Montgomerie lies three strokes further back following a hard-working retrieval mission. Immediate combustion looked a likely option for Monty when he thrashed his very first shot into the Swilken Burn. He had never visited this particular bad place before.

"God Almighty. It's the first time I've ever done that in 20 years of playing here," Montgomerie said. "The first time I've ever missed the fairway. It just got a big old bounce and ran out of room. It's an awful start to have a five at a hole which is a three and three-quarter hole."

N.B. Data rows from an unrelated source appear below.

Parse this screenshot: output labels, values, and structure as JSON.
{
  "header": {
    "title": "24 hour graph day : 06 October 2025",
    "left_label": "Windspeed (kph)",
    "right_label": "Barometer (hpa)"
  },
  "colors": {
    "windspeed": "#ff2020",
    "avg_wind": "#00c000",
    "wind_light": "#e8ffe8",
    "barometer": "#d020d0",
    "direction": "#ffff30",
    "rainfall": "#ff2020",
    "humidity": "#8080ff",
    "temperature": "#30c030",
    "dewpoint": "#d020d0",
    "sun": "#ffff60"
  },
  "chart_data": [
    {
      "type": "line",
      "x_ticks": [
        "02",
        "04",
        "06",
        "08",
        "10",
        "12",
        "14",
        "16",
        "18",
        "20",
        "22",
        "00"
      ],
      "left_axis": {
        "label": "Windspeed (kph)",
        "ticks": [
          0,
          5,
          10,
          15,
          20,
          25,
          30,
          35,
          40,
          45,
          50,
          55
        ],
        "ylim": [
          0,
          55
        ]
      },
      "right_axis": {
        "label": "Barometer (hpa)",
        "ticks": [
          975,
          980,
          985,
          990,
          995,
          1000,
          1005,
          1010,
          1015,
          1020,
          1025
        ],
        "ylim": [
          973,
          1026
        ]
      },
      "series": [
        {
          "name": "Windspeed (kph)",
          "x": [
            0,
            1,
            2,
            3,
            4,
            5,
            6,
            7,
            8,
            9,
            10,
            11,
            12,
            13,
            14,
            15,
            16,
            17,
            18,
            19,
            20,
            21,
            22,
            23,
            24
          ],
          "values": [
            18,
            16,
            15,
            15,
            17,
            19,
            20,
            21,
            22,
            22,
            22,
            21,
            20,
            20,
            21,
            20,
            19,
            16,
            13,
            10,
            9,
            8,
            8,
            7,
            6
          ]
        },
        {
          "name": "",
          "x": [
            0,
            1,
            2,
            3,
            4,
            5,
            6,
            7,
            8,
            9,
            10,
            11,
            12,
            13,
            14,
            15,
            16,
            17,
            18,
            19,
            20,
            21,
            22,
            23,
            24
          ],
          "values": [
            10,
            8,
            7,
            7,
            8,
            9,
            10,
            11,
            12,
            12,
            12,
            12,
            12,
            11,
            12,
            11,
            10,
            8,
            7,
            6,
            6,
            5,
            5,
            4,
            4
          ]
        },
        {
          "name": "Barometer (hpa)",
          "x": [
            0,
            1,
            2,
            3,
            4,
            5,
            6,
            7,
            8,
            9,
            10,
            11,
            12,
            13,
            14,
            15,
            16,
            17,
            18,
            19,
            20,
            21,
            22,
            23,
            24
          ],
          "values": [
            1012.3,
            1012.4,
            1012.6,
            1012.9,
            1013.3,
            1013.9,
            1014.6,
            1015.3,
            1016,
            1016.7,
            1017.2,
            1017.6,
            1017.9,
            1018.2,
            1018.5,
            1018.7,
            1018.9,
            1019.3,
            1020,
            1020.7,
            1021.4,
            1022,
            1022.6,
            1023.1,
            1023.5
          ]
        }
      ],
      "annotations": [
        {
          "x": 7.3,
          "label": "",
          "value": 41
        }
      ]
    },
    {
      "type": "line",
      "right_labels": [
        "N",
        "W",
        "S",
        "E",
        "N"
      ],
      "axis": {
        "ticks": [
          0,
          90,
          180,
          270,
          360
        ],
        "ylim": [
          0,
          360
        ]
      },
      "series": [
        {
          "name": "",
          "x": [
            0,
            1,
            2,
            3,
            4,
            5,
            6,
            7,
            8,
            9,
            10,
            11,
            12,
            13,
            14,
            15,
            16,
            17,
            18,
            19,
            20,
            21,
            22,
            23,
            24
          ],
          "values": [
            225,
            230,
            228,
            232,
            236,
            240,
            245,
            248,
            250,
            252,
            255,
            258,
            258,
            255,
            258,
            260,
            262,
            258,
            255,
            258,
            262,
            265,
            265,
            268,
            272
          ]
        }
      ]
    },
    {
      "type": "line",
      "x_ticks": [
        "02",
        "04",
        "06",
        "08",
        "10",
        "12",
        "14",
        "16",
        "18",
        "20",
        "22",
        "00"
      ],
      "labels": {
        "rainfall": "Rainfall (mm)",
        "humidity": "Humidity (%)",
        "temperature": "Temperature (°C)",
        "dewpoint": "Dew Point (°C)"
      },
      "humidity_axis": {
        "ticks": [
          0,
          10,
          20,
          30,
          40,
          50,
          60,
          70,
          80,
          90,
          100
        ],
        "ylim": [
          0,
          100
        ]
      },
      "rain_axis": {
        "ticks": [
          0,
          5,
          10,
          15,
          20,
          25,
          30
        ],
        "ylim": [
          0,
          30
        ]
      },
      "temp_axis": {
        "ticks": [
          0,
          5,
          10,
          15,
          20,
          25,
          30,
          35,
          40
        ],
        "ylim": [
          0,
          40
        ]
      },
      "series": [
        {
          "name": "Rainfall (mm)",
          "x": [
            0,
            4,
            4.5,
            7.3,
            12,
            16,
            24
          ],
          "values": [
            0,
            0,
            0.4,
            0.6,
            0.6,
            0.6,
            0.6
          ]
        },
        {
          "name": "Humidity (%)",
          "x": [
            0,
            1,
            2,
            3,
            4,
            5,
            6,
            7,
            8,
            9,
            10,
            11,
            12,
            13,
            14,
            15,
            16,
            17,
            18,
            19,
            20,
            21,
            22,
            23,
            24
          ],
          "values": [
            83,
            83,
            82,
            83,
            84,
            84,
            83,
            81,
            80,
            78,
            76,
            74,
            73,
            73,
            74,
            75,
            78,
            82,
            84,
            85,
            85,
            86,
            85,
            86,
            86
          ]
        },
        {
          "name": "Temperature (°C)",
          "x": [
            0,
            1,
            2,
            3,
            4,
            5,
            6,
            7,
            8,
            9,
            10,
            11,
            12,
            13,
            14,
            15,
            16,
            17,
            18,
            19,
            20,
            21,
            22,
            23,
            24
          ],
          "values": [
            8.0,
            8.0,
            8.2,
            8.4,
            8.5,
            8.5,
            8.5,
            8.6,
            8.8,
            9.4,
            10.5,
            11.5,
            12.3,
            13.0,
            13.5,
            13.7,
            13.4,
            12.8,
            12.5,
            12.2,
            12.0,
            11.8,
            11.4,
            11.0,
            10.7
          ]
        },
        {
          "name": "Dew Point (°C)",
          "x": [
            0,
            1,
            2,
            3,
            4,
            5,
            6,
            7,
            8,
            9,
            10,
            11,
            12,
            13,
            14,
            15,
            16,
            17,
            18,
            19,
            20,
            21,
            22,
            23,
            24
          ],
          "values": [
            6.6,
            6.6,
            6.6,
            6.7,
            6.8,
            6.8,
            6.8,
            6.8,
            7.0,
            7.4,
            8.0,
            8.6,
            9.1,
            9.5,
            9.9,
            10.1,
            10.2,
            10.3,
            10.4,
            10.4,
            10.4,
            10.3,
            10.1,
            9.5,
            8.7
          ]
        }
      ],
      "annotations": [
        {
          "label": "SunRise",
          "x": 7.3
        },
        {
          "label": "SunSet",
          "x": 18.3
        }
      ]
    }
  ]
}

In the circumstances, Montgomerie was rather cheered by a 71. "It's not a disaster," he said. "I've got a couple of things to work on for tomorrow. A couple of early birdies and suddenly you're three-under and can get going in a positive way."

To listen to Monty though was to hear from a man who almost seemed to be playing for second place already. "It's ominous who's on top of the board [Woods]," he said.

"Ominous. If there's a course built for him it's this one. He won by eight shots last time here and who says he won't do the same again?"

Lawrie, the last Scot, indeed the last European to win the Open championship when victorious at Carnoustie in 1999, shot a level-par 72, while Lyle rather soiled a decent round by taking seven at the Road Hole.

He was level par to that point, but a birdie at the last brought him back to a two-over 74.

"I hit a terrible tee shot and lost it to the right," Lyle said. "I was trying to keep it tight right because of where the pin was and hit a bad shot out of bounds.

"I hit my fourth shot onto the 18th tee, which is not too bad from there, and chipped to three feet and missed the putt. So that was a quick seven. Other than that I played OK.

"Obviously the course is longer, but it's playing shorter because of the run on the fairways. I would have hoped to be around the 70 mark and I was on track for most of the day but I couldn't buy birdie putts."